Kaçış

21 7 1
                                    

'Güçlü olmak niye bu kadar zor diye sorduk durduk kendimize
Ama belki de güçlü olmanın nişanıydı göz yaşlarımız...

Her bir damla gözyaşı, savaşta akan kan kadar asildi ve biz farkında olamayacak kadar meşguldük.

Ya da göz yaşlarımızın , asaletini fark edemeyecek kadar bıkmıştık belki de...

Kaç kez pes etmeyi düşündüğümüzden, yok olmak istediğimizden bahsetmiyorum bile....

Ama çekilen çile ne kadar büyük, ödenen bedel ne kadar ağırsa mükafatı da bir o kadar güzelleşir.

Yağmurlu hava diner, güneş tekrar doğar.
Doğanın kanunudur bu. Güzel şeylerin olması için illaki zor zamanların geçirilmesi gerekir.'

Havanın serinliği yüzüme bir bıçak gibi çarparken, gözyaşlarım yanaklarımı donduruyordu.

Evden çıkalı çok olmamıştı. Annem sadece bir kez aramakla yetinmiş, umursamazca geri çekilmişti. Böyle bir tavrı tahmin ediyor hatta bekliyordum. Ama yine de canımı yakmayı başarıyordu.

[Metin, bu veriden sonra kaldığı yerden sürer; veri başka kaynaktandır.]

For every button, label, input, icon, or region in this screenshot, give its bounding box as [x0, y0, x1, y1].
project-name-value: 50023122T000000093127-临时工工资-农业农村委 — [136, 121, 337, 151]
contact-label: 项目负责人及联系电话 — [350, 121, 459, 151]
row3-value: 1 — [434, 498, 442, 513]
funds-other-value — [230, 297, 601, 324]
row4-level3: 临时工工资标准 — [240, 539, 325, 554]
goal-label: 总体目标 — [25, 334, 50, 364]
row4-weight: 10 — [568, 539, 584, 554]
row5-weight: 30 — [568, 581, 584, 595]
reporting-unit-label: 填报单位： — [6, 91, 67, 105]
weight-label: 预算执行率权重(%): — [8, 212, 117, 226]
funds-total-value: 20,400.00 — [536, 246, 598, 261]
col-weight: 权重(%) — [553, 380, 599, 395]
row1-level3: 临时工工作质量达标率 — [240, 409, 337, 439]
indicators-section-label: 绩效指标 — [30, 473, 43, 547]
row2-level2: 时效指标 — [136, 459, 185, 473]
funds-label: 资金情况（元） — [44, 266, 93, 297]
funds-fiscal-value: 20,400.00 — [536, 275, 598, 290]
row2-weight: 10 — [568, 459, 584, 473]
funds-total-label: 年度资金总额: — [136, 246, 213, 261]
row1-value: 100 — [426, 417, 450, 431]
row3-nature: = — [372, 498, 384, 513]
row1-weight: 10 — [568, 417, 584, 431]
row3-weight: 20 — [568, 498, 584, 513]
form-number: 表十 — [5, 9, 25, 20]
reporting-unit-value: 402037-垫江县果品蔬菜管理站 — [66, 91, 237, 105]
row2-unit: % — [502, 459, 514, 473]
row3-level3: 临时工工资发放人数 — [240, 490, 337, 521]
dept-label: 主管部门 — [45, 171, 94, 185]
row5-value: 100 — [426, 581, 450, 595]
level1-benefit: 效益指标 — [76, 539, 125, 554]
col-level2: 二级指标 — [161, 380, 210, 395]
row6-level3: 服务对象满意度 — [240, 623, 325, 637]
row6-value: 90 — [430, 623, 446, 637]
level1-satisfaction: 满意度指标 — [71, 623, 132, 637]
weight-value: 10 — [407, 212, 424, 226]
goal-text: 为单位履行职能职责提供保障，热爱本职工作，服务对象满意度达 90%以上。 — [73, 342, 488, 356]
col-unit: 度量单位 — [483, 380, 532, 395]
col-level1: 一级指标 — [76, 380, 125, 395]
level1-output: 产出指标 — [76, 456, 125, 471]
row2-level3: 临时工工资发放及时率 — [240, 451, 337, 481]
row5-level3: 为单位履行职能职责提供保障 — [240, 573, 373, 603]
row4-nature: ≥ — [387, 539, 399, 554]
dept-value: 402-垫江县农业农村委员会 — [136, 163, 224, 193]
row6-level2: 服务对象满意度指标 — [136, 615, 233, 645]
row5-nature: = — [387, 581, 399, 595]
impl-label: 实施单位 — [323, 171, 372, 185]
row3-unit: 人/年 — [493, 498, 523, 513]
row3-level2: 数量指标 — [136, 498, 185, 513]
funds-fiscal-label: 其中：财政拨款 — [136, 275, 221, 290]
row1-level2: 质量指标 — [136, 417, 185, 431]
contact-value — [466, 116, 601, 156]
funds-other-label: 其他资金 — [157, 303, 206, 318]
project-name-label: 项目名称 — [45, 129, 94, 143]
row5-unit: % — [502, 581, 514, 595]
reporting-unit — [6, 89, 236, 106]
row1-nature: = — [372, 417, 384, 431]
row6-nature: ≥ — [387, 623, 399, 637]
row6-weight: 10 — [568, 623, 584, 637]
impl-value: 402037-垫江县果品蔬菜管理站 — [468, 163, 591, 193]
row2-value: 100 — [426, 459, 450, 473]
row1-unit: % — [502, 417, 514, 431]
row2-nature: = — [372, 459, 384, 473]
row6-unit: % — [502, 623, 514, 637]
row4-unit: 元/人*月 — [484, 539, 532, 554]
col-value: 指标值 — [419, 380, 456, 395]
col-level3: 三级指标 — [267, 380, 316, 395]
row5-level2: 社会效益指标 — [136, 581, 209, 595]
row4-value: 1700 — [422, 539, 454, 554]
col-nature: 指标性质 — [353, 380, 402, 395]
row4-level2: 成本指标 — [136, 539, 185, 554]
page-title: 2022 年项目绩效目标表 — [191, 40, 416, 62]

Çelebi Amca'mın neden aramadığına dair fikirlerim vardı. Yalnız kalmak istediğimin farkındaydı ve ona kızgın değildim. Zaten istediği an beni bulabilecek kadar geniş bir çevreye sahipti. Bulmak istemiyordu, ve bu benim içindi. Mert için ise hiçbir yorumum yoktu. En yakın arkadaşım bana düşman kesilmişti. Peki ne için?...

Evden çekip giderken yine de, bir yanım yalvarıyordu. 'Merak etseler keşke' diyen mızmız bir çocuktu bu yanım.

Art arda telefonuma bildirim sesi düşerken heyecanla telefonun ekranına baktım. Umut hissi yavaş yavaş tüm vücuduma yayılırken, telefonun ekranına baktım. Biri Çelebi Amcam'a diğerlerinin hepsi Kahraman'a aitti. İstemsizce yüzüm düşmüştü. Bu arada Kahraman ardı arkası kesilmeden arıyor ve mesaj atıyordu. Beklediğim kişi Kahraman değildi evet. Ama yine de şuan biriyle konuşmaya o kadar çok ihtiyacım vardı ki...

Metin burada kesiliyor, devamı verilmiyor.